Thomas Wimberley Mossman (1826–1885) was the vicar of West Torrington from 1859 to 1885. He was responsible for the restoration of the church, using parts of the earlier medieval church on the same site and was an important and controversial figure in the Oxford Movement, a correspondent of Cardinal Newman, founder of Brotherhood training poor men for the priesthood, noted historian, active Liberal politician and crucial figure in the early Order of Corporate Reunion and Oecumenical movement. His gravestone, placed on the south side of the churchyard next to the churchyard cross is grade II listed.

In 2020, a campaign was launched by villagers to save the village church, The Church of St Mary, for use as a multi-purpose community & heritage hub. It had been closed for worship in 2011, placed on the market in 2012 but had failed to sell. It was placed on the market again in September 2020. The village formed a community group in 2020, which is now a registered charity to support the village needs and undertake the work needed to bid for the church on the village's behalf. At the time of writing (February 2021) the church is under offer to the village.
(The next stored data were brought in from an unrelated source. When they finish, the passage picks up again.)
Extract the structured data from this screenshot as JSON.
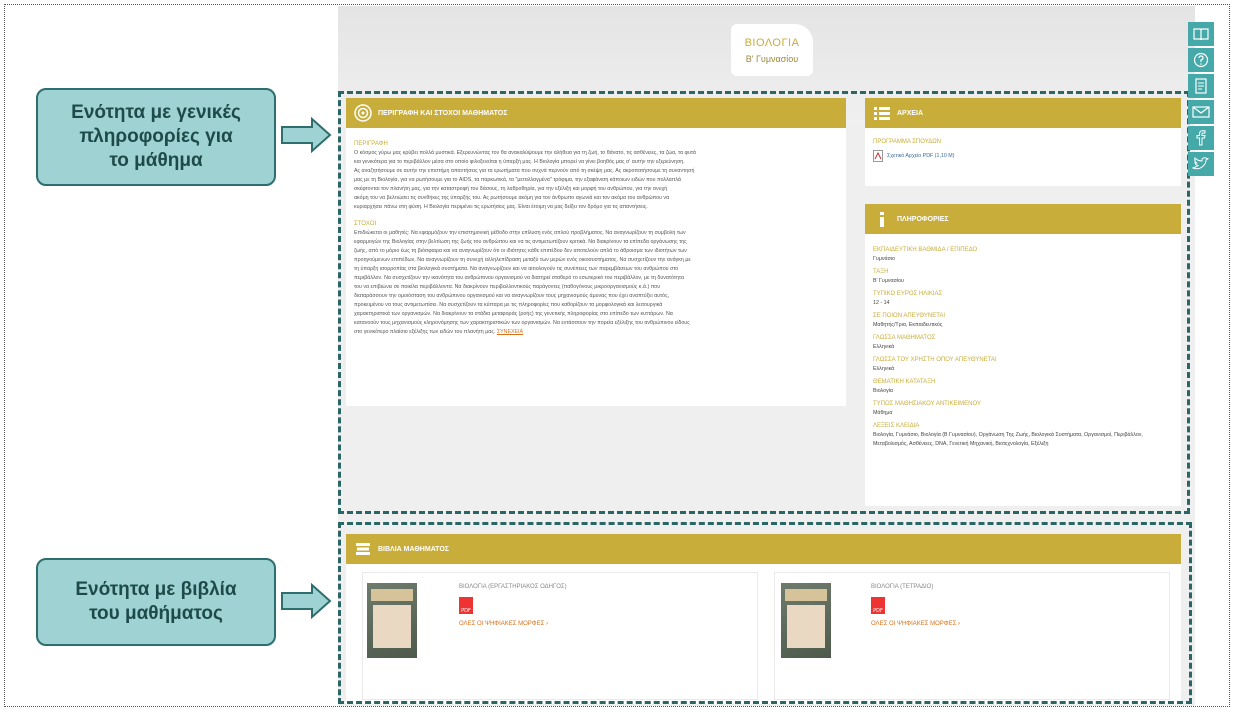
{
  "page": {
    "title": "ΒΙΟΛΟΓΙΑ",
    "subtitle": "Β' Γυμνασίου"
  },
  "callouts": {
    "general_info": [
      "Ενότητα με γενικές",
      "πληροφορίες για",
      "το μάθημα"
    ],
    "books": [
      "Ενότητα με βιβλία",
      "του μαθήματος"
    ]
  },
  "description": {
    "header": "ΠΕΡΙΓΡΑΦΗ ΚΑΙ ΣΤΟΧΟΙ ΜΑΘΗΜΑΤΟΣ",
    "desc_label": "ΠΕΡΙΓΡΑΦΗ",
    "desc_lines": [
      "Ο κόσμος γύρω μας κρύβει πολλά μυστικά. Εξερευνώντας τον θα ανακαλύψουμε την αλήθεια για τη ζωή, το θάνατο, τις ασθένειες, τα ζώα, τα φυτά",
      "και γενικότερα για το περιβάλλον μέσα στο οποίο φιλοξενείται η ύπαρξή μας. Η Βιολογία μπορεί να γίνει βοηθός μας σ' αυτήν την εξερεύνηση.",
      "Ας αναζητήσουμε σε αυτήν την επιστήμη απαντήσεις για τα ερωτήματα που συχνά περνούν από τη σκέψη μας. Ας ακροπατήσουμε τη συναντησή",
      "μας με τη Βιολογία, για να ρωτήσουμε για το AIDS, τα παρκωτικά, τα \"μεταλλαγμένα\" τρόφιμα, την εξαφάνιση κάποιων ειδών που πολλαπλά",
      "σκέφτονται τον πλανήτη μας, για την καταστροφή του δάσους, τη λαθροθηρία, για την εξέλιξη και μορφή του ανθρώπου, για την ανυχή",
      "ακόμη του να βελτιώσει τις συνθήκες της ύπαρξής του. Ας ρωτήσουμε ακόμη για τον άνθρωπο αγωνιά και τον ακόμα του ανθρώπου να",
      "κυριαρχήσει πάνω στη φύση. Η Βιολογία περιμένει τις ερωτήσεις μας. Είναι έτοιμη να μας δείξει τον δρόμο για τις απαντήσεις."
    ],
    "goals_label": "ΣΤΟΧΟΙ",
    "goals_lines": [
      "Επιδιώκεται οι μαθητές: Να εφαρμόζουν την επιστημονική μέθοδο στην επίλυση ενός απλού προβλήματος. Να αναγνωρίζουν τη συμβολή των",
      "εφαρμογών της Βιολογίας στην βελτίωση της ζωής του ανθρώπου και να τις αντιμετωπίζουν κριτικά. Να διακρίνουν τα επίπεδα οργάνωσης της",
      "ζωής, από το μόριο έως τη βιόσφαιρα και να αναγνωρίζουν ότι οι ιδιότητες κάθε επιπέδου δεν αποτελούν απλά το άθροισμα των ιδιοτήτων των",
      "προηγούμενων επιπέδων. Να αναγνωρίζουν τη συνεχή αλληλεπίδραση μεταξύ των μερών ενός οικοσυστήματος. Να συσχετίζουν την ανάγκη με",
      "τη ύπαρξη ισορροπίας στα βιολογικά συστήματα. Να αναγνωρίζουν και να αιτιολογούν τις συνέπειες των παρεμβάσεων του ανθρώπου στο",
      "περιβάλλον. Να συσχετίζουν την ικανότητα του ανθρώπινου οργανισμού να διατηρεί σταθερό το εσωτερικό του περιβάλλον, με τη δυνατότητα",
      "του να επιβιώνει σε ποικίλα περιβάλλοντα. Να διακρίνουν περιβαλλοντικούς παράγοντες (παθογόνους μικροοργανισμούς κ.ά.) που",
      "διαταράσσουν την ομοιόσταση του ανθρώπινου οργανισμού και να αναγνωρίζουν τους μηχανισμούς άμυνας που έχει αναπτύξει αυτός,",
      "προκειμένου να τους αντιμετωπίσει. Να συσχετίζουν τα κύτταρα με τις πληροφορίες που καθορίζουν τα μορφολογικά και λειτουργικά",
      "χαρακτηριστικά των οργανισμών. Να διακρίνουν τα στάδια μεταφοράς (ροής) της γενετικής πληροφορίας στο επίπεδο των κυττάρων. Να",
      "κατανοούν τους μηχανισμούς κληρονόμησης των χαρακτηριστικών των οργανισμών. Να εντάσσουν την πορεία εξέλιξης του ανθρώπινου είδους",
      "στο γενικότερο πλαίσιο εξέλιξης των ειδών του πλανήτη μας."
    ],
    "more_link": "ΣΥΝΕΧΕΙΑ"
  },
  "files": {
    "header": "ΑΡΧΕΙΑ",
    "label": "ΠΡΟΓΡΑΜΜΑ ΣΠΟΥΔΩΝ",
    "link": "Σχετικό Αρχείο PDF (1,10 M)"
  },
  "info": {
    "header": "ΠΛΗΡΟΦΟΡΙΕΣ",
    "fields": [
      {
        "label": "ΕΚΠΑΙΔΕΥΤΙΚΗ ΒΑΘΜΙΔΑ / ΕΠΙΠΕΔΟ",
        "value": "Γυμνάσιο"
      },
      {
        "label": "ΤΑΞΗ",
        "value": "Β' Γυμνασίου"
      },
      {
        "label": "ΤΥΠΙΚΟ ΕΥΡΟΣ ΗΛΙΚΙΑΣ",
        "value": "12 - 14"
      },
      {
        "label": "ΣΕ ΠΟΙΟΝ ΑΠΕΥΘΥΝΕΤΑΙ",
        "value": "Μαθητής/Τρια, Εκπαιδευτικός"
      },
      {
        "label": "ΓΛΩΣΣΑ ΜΑΘΗΜΑΤΟΣ",
        "value": "Ελληνικά"
      },
      {
        "label": "ΓΛΩΣΣΑ ΤΟΥ ΧΡΗΣΤΗ ΟΠΟΥ ΑΠΕΥΘΥΝΕΤΑΙ",
        "value": "Ελληνικά"
      },
      {
        "label": "ΘΕΜΑΤΙΚΗ ΚΑΤΑΤΑΞΗ",
        "value": "Βιολογία"
      },
      {
        "label": "ΤΥΠΟΣ ΜΑΘΗΣΙΑΚΟΥ ΑΝΤΙΚΕΙΜΕΝΟΥ",
        "value": "Μάθημα"
      },
      {
        "label": "ΛΕΞΕΙΣ ΚΛΕΙΔΙΑ",
        "value": "Βιολογία, Γυμνάσιο, Βιολογία (Β Γυμνασίου), Οργάνωση Της Ζωής, Βιολογικά Συστήματα, Οργανισμοί, Περιβάλλον, Μεταβολισμός, Ασθένειες, DNA, Γενετική Μηχανική, Βιοτεχνολογία, Εξέλιξη"
      }
    ]
  },
  "books": {
    "header": "ΒΙΒΛΙΑ ΜΑΘΗΜΑΤΟΣ",
    "items": [
      {
        "title": "ΒΙΟΛΟΓΙΑ (ΕΡΓΑΣΤΗΡΙΑΚΟΣ ΟΔΗΓΟΣ)",
        "link": "ΟΛΕΣ ΟΙ ΨΗΦΙΑΚΕΣ ΜΟΡΦΕΣ"
      },
      {
        "title": "ΒΙΟΛΟΓΙΑ (ΤΕΤΡΑΔΙΟ)",
        "link": "ΟΛΕΣ ΟΙ ΨΗΦΙΑΚΕΣ ΜΟΡΦΕΣ"
      }
    ]
  },
  "pdf_badge": "PDF",
  "colors": {
    "accent": "#c9ad3b",
    "callout": "#9fd2d3",
    "dash": "#2b6667",
    "social": "#46a9a9"
  },
  "side_icons": [
    "book-icon",
    "help-icon",
    "document-icon",
    "mail-icon",
    "facebook-icon",
    "twitter-icon"
  ]
}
== The Manor of West Torrington ==
In the early 17th century the manor belonged to George St Poll of Snarford. In his will of 1612, he left the manor, along with several others, to his wife Frances. By 1618, Frances had remarried and she and her new husband, the Earl of Warwick, granted the manor to her first husband's other heir, another George St Poll.

The ’Great Torrington’ estate in Lincolnshire was purchased by Sir Robert Ainslie and his brother George in 1789. Sir Robert Ainslie was at the time the ambassador to the Ottoman Empire and living in Constantinople. George Ainslie was a general in the British army and was Lieutenant Governor of the Scilly Isles. The Ainslie Baronetcy of Great Torrington was created for Sir Robert. General George Ainslie died in 1804 and Robert in 1812 at which point West Torrington passed to George's son, Robert Sharpe Ainslie. Ainslie however did not live in the village, preferring London.
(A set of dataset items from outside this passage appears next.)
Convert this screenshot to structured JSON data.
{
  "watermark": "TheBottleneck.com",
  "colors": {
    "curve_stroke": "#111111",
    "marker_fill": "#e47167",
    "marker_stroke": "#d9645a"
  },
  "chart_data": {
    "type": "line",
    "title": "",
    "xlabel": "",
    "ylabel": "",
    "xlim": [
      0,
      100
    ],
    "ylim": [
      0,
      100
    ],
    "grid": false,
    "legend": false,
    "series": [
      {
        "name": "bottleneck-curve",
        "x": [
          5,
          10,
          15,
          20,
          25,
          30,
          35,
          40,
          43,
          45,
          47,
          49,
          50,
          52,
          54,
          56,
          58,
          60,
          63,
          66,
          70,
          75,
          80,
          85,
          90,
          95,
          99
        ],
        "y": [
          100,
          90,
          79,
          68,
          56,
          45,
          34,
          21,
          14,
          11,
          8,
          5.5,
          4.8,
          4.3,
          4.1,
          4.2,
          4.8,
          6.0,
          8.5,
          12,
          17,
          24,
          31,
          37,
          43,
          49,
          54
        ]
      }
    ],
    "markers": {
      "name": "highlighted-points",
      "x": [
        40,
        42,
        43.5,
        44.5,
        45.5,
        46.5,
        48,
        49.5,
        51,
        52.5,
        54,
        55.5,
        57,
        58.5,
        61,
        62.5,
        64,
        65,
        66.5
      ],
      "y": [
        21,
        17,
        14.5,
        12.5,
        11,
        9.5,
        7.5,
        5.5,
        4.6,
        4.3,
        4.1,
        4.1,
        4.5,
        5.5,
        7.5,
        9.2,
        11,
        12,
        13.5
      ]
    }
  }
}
The estate was sold after Robert Sharpe Ainslie's death in 1858. Roger Sharpley, a farmer from Great Carlton near Louth purchased the Torrington part of Ainslie's estate for 56,200l at a sale in Stamford on 18 November 1858.

Roger Sharpley died in 1866 and his son Anthony, who was living in Ivy Cottage in West Torrington at that point, became Lord of the Manor, he is listed as such in the 1876 Post Office Directory. In 1877 a notice appeared in the Stamford Mercury that the West Torrington manor and lordship would be up for sale as part of the Estate of John Booth Sharpley, who was Anthony's uncle and had died in 1872. Anthony himself died at the age of 42 on 20 March 1879.
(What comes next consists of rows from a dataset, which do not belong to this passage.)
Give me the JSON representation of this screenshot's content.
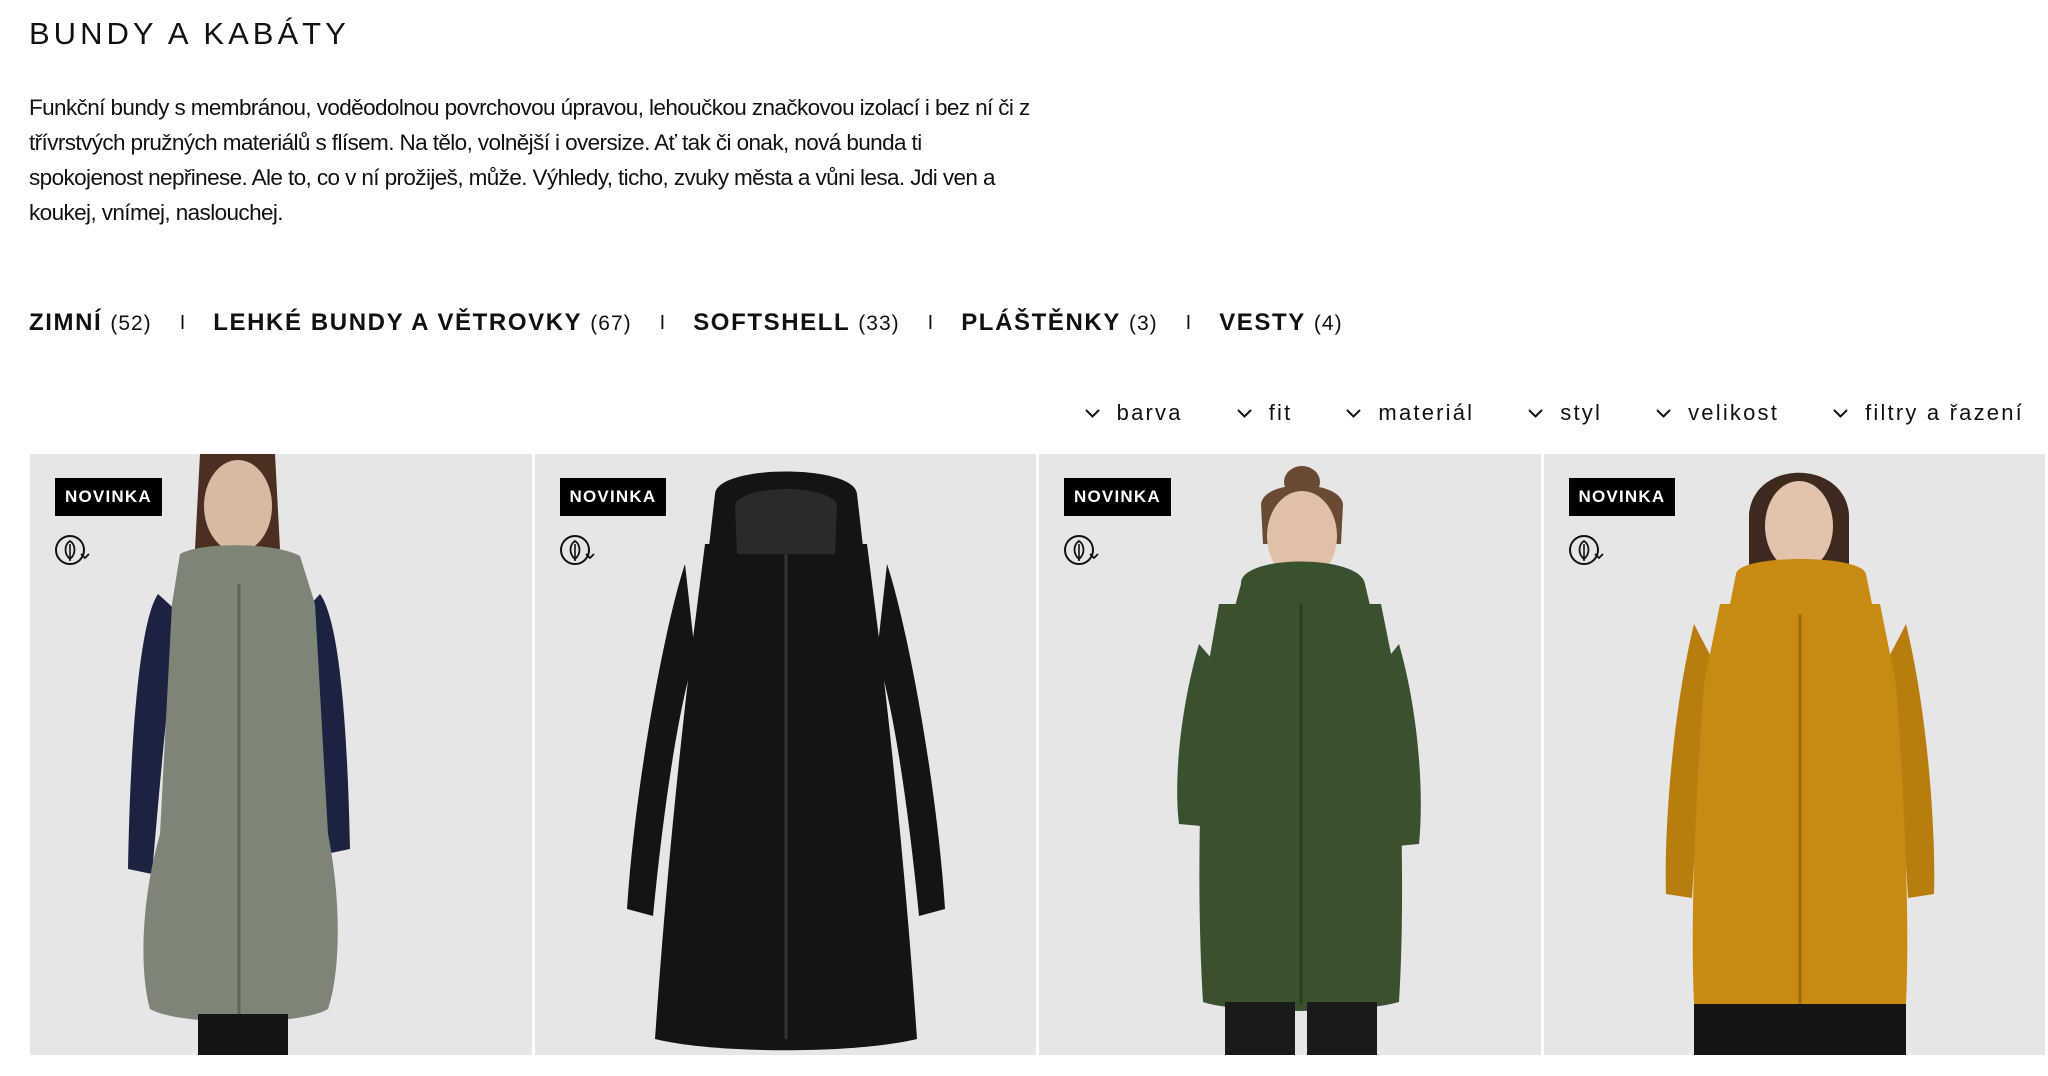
{
  "page": {
    "title": "BUNDY A KABÁTY",
    "intro": "Funkční bundy s membránou, voděodolnou povrchovou úpravou, lehoučkou značkovou izolací i bez ní či z třívrstvých pružných materiálů s flísem. Na tělo, volnější i oversize. Ať tak či onak, nová bunda ti spokojenost nepřinese. Ale to, co v ní prožiješ, může. Výhledy, ticho, zvuky města a vůni lesa. Jdi ven a koukej, vnímej, naslouchej."
  },
  "categories": [
    {
      "name": "ZIMNÍ",
      "count": "(52)"
    },
    {
      "name": "LEHKÉ BUNDY A VĚTROVKY",
      "count": "(67)"
    },
    {
      "name": "SOFTSHELL",
      "count": "(33)"
    },
    {
      "name": "PLÁŠTĚNKY",
      "count": "(3)"
    },
    {
      "name": "VESTY",
      "count": "(4)"
    }
  ],
  "category_separator": "I",
  "filters": [
    {
      "label": "barva",
      "icon": "chevron-down-icon"
    },
    {
      "label": "fit",
      "icon": "chevron-down-icon"
    },
    {
      "label": "materiál",
      "icon": "chevron-down-icon"
    },
    {
      "label": "styl",
      "icon": "chevron-down-icon"
    },
    {
      "label": "velikost",
      "icon": "chevron-down-icon"
    },
    {
      "label": "filtry a řazení",
      "icon": "chevron-down-icon"
    }
  ],
  "products": [
    {
      "badge": "NOVINKA",
      "icon": "eco-leaf-icon",
      "color": "#7f8576",
      "sleeve": "#1c2340",
      "skin": "#d9b9a4",
      "hair": "#4a2f22"
    },
    {
      "badge": "NOVINKA",
      "icon": "eco-leaf-icon",
      "color": "#141414",
      "sleeve": "#141414",
      "skin": "",
      "hair": ""
    },
    {
      "badge": "NOVINKA",
      "icon": "eco-leaf-icon",
      "color": "#3a5130",
      "sleeve": "#3a5130",
      "skin": "#e2c0a8",
      "hair": "#6b4a35"
    },
    {
      "badge": "NOVINKA",
      "icon": "eco-leaf-icon",
      "color": "#c98a12",
      "sleeve": "#c98a12",
      "skin": "#e4c3ad",
      "hair": "#3d2a1f"
    }
  ],
  "colors": {
    "badge_bg": "#000000",
    "card_bg": "#e6e6e6",
    "text": "#111111"
  }
}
Edmund Turnor bought the manor from the Sharpleys, he is lord of the manor in 1889. In 1905 his nephew Christopher is lord. Christopher H Turnor of Stoke Rochford is still lord of the manor in the 1913 Kelly's Directory. In 1917, rents were low and landowners in Lincolnshire with more than one residence sold off some of their land. Turnor, who lived mainly at Stoke Rochford Hall, sold his Panton estate in August. West Torrington was not part of the sale and Turnor continued to appear as lord of the manor in later directories. C. H. Turnor died in August 1940 and his nephew Major Herbert Broke Turnor inherited. Major Turnor's daughter Rosemary, married to Alastair McCorquodale, inherited her father's estates. She died in 2015. She had two children: Sarah and Neil Edmund McCorquodale.